Privacidade de Dados · 2 min read · Oct 12, 2025
Apple migra chaves do iCloud para data center chinês enquanto a Europa também busca mais poder sobre os dados dos usuários
A mudança da Apple para armazenar chaves do iCloud para usuários da China em data centers de propriedade da Guizhou-Cloud Big Data, controlada pelo estado, está levantando bandeiras vermelhas entre ativistas de direitos humanos, relata a Reuters. Enquanto a Apple sempre hospedou chaves do iCloud nos Estados Unidos — tornando necessário envolver o sistema de justiça dos EUA em qualquer solicitação de dados do usuário — a empresa afirmou que deve cumprir as novas leis da China que exigem que os dados sejam armazenados localmente se quiser continuar operando no país. “Embora tenhamos defendido que o iCloud não estivesse sujeito a essas leis, acabamos não tendo sucesso”, disse a Apple em um comunicado.

Jing Zhao, um ativista de direitos humanos e acionista da Apple, apontou para casos anteriores em que os dados do Yahoo foram usados para prender e encarcerar dois defensores da democracia como uma história de advertência sobre o que poderia acontecer se os dados dos usuários da Apple forem usados para rastrear dissidentes. O grupo de defesa sem fins lucrativos francês Repórteres Sem Fronteiras já pediu aos jornalistas na China que fechem suas contas do iCloud após a decisão da Apple.
Enquanto a Apple ainda reterá o controle das chaves de criptografia, especialistas jurídicos chineses alertaram que agora qualquer informação armazenada no iCloud pode ser acessada pelas autoridades chinesas com uma ordem legal. Isso pode assumir uma forma muito diferente do que nos EUA, uma vez que a polícia chinesa pode emitir e executar mandados sem qualquer envolvimento dos tribunais.
“Mesmo muito cedo em uma investigação criminal, a polícia tem amplos poderes para coletar evidências”, disse Jeremy Daum, advogado e pesquisador no Paul Tsai China Center da Yale Law School em Pequim. “[Eles são] autorizados por procedimentos internos da polícia em vez de revisão independente do tribunal, e o público tem a obrigação de cooperar.” Também há poucas penalidades por violar as regras para obter um mandado, e a polícia é autorizada a investigar uma ampla gama de atos criminosos que incluem “minar valores comunistas, ‘provocar brigas’ online, ou até mesmo usar uma rede privada virtual para navegar na Internet de forma privada.”

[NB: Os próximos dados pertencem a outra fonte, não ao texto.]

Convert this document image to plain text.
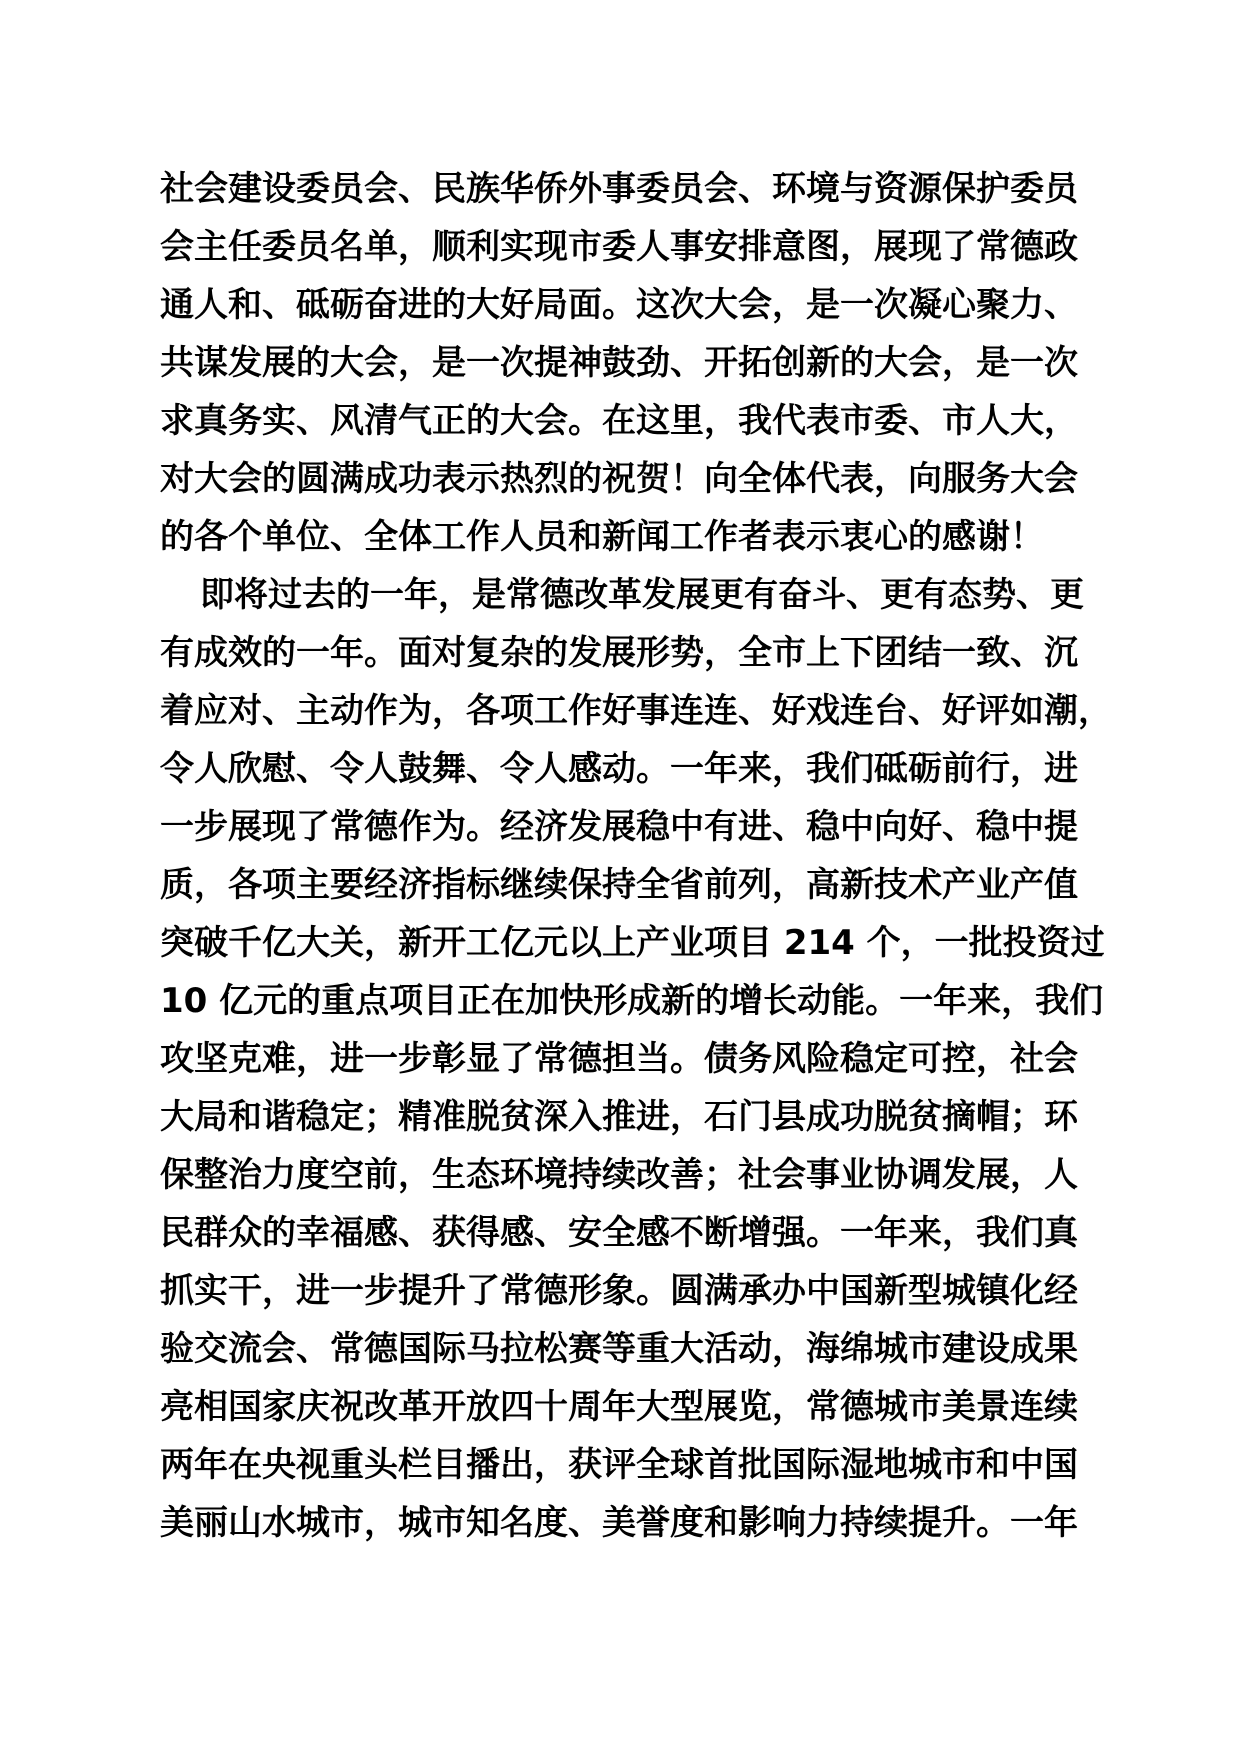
社会建设委员会、民族华侨外事委员会、环境与资源保护委员
会主任委员名单，顺利实现市委人事安排意图，展现了常德政
通人和、砥砺奋进的大好局面。这次大会，是一次凝心聚力、
共谋发展的大会，是一次提神鼓劲、开拓创新的大会，是一次
求真务实、风清气正的大会。在这里，我代表市委、市人大，
对大会的圆满成功表示热烈的祝贺！向全体代表，向服务大会
的各个单位、全体工作人员和新闻工作者表示衷心的感谢！
即将过去的一年，是常德改革发展更有奋斗、更有态势、更
有成效的一年。面对复杂的发展形势，全市上下团结一致、沉
着应对、主动作为，各项工作好事连连、好戏连台、好评如潮，
令人欣慰、令人鼓舞、令人感动。一年来，我们砥砺前行，进
一步展现了常德作为。经济发展稳中有进、稳中向好、稳中提
质，各项主要经济指标继续保持全省前列，高新技术产业产值
突破千亿大关，新开工亿元以上产业项目 214 个，一批投资过
10 亿元的重点项目正在加快形成新的增长动能。一年来，我们
攻坚克难，进一步彰显了常德担当。债务风险稳定可控，社会
大局和谐稳定；精准脱贫深入推进，石门县成功脱贫摘帽；环
保整治力度空前，生态环境持续改善；社会事业协调发展，人
民群众的幸福感、获得感、安全感不断增强。一年来，我们真
抓实干，进一步提升了常德形象。圆满承办中国新型城镇化经
验交流会、常德国际马拉松赛等重大活动，海绵城市建设成果
亮相国家庆祝改革开放四十周年大型展览，常德城市美景连续
两年在央视重头栏目播出，获评全球首批国际湿地城市和中国
美丽山水城市，城市知名度、美誉度和影响力持续提升。一年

Em outro possível golpe nas garantias de privacidade da Apple, a União Europeia está trabalhando em novas leis que forçariam as empresas de tecnologia a entregar os dados pessoais de um cliente, mesmo que esses dados estejam armazenados fora da UE, relata a Reuters. Enquanto o executivo da UE havia dito anteriormente que queria acesso a dados armazenados dentro do bloco de 28 nações, fontes com conhecimento direto da legislação pendente disseram que a nova redação também se estenderá a dados mantidos em outros lugares. A lei — surgindo em meio a uma batalha legal entre a Microsoft e os EUA.